While I'm sorry you didn't find the book that useful, as with all books, I highly recommend checking out the preface before buying (you can use Amazon's "look inside" feature) to determine if this book is right for you.
We point out in the preface that it's a principles and practices book that covers a broad range of topics and how they fit together, rather than a book that dives into a lot of implementation details, which it sounds like you were expecting. Having said that, I believe we cover things in quite a lot more detail than your bullets suggest.
We also point out that you shouldn't necessarily read it cover to cover, that it was designed such that you could dip in at the relevant bits for you, and that designing the book this way involved a certain amount of repetition.
If you're very experienced and technical, I'm not surprised you found the first few chapters dull and repetitive - they were the most high level, targeted at people new to the topic.

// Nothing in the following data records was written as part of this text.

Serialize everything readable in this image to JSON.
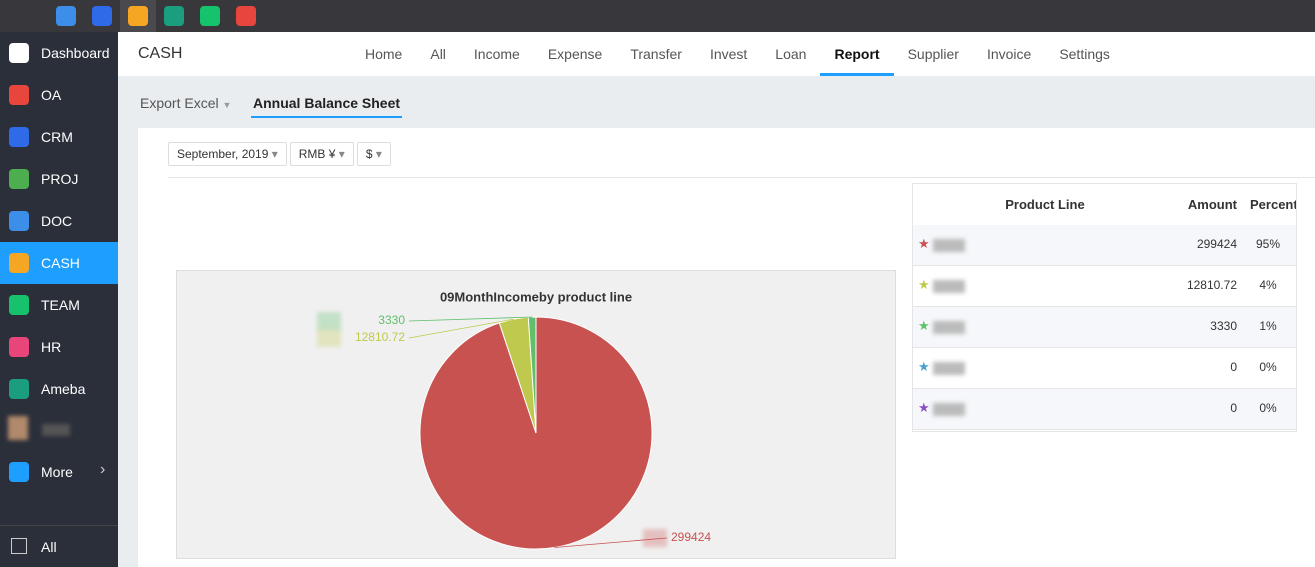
{
  "sidebar": {
    "items": [
      {
        "label": "Dashboard",
        "color": "#ffffff"
      },
      {
        "label": "OA",
        "color": "#e8453c"
      },
      {
        "label": "CRM",
        "color": "#2f6be8"
      },
      {
        "label": "PROJ",
        "color": "#4cae4f"
      },
      {
        "label": "DOC",
        "color": "#3d8ee8"
      },
      {
        "label": "CASH",
        "color": "#f5a623"
      },
      {
        "label": "TEAM",
        "color": "#16c26b"
      },
      {
        "label": "HR",
        "color": "#e8457a"
      },
      {
        "label": "Ameba",
        "color": "#1a9e7f"
      }
    ],
    "active": "CASH",
    "more": "More",
    "footer": "All"
  },
  "header": {
    "title": "CASH",
    "nav": [
      "Home",
      "All",
      "Income",
      "Expense",
      "Transfer",
      "Invest",
      "Loan",
      "Report",
      "Supplier",
      "Invoice",
      "Settings"
    ],
    "active": "Report"
  },
  "subnav": {
    "export": "Export Excel",
    "tab": "Annual Balance Sheet"
  },
  "filters": [
    "September, 2019",
    "RMB ¥",
    "$"
  ],
  "chart": {
    "type": "pie",
    "title": "09MonthIncomeby product line",
    "values": [
      299424,
      12810.72,
      3330
    ],
    "colors": [
      "#c85250",
      "#bfc94e",
      "#5fbf6a"
    ]
  },
  "table": {
    "headers": [
      "Product Line",
      "Amount",
      "Percent"
    ],
    "rows": [
      {
        "star": "#c85250",
        "amount": "299424",
        "percent": "95%"
      },
      {
        "star": "#bfc94e",
        "amount": "12810.72",
        "percent": "4%"
      },
      {
        "star": "#5fbf6a",
        "amount": "3330",
        "percent": "1%"
      },
      {
        "star": "#4a9fd0",
        "amount": "0",
        "percent": "0%"
      },
      {
        "star": "#8e4fc0",
        "amount": "0",
        "percent": "0%"
      }
    ]
  }
}
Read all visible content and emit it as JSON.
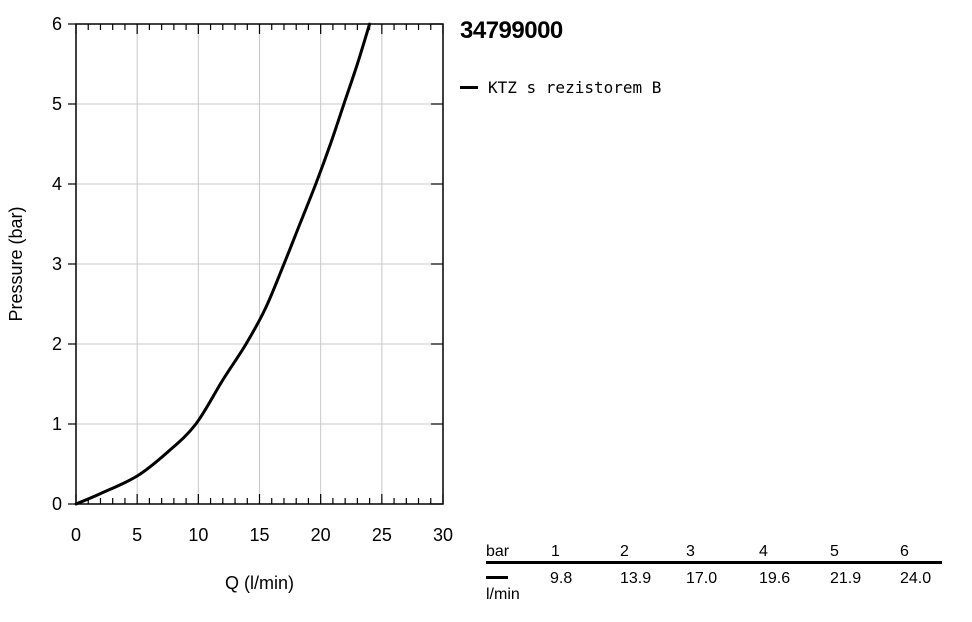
{
  "product": {
    "title": "34799000"
  },
  "legend": {
    "label": "KTZ s rezistorem B"
  },
  "table": {
    "header_unit": "bar",
    "row_unit": "l/min",
    "pressures": [
      "1",
      "2",
      "3",
      "4",
      "5",
      "6"
    ],
    "flows": [
      "9.8",
      "13.9",
      "17.0",
      "19.6",
      "21.9",
      "24.0"
    ]
  },
  "chart_data": {
    "type": "line",
    "xlabel": "Q (l/min)",
    "ylabel": "Pressure (bar)",
    "xlim": [
      0,
      30
    ],
    "ylim": [
      0,
      6
    ],
    "xticks": [
      0,
      5,
      10,
      15,
      20,
      25,
      30
    ],
    "yticks": [
      0,
      1,
      2,
      3,
      4,
      5,
      6
    ],
    "grid": true,
    "series": [
      {
        "name": "KTZ s rezistorem B",
        "color": "#000000",
        "x": [
          0,
          2,
          5,
          7.5,
          9.8,
          12,
          13.9,
          15.5,
          17.0,
          18.3,
          19.6,
          20.8,
          21.9,
          23.0,
          24.0
        ],
        "y": [
          0,
          0.13,
          0.35,
          0.65,
          1.0,
          1.55,
          2.0,
          2.45,
          3.0,
          3.5,
          4.0,
          4.5,
          5.0,
          5.5,
          6.0
        ]
      }
    ]
  }
}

That's why part 1 (chapters 1-4) is called "Foundations". Probably you would have been more interested in the later, more technical chapters - chapters 5 onwards, and for advanced practitioners, chapters 11 onwards.
I definitely wouldn't say we were only targeting managers - we only get one shot at the book, and we've tried to include both material that is suitable for management and for technical people, and to make clear what should be read for each target audience. In our experience, management and technical people need to work together in order to achieve the vision we set out in the book. Part of the goal of the book was to arm technical people with useful arguments to be able to take to their management to get buy-in to implement these ideas.
Perhaps you're right that the material relevant to you personally could have been written in 150 pages - but unfortunately that's the problem with writing a book - it's impossible to customize it meaningfully, especially in a book like this which targets a broad audience and covers a broad range of material.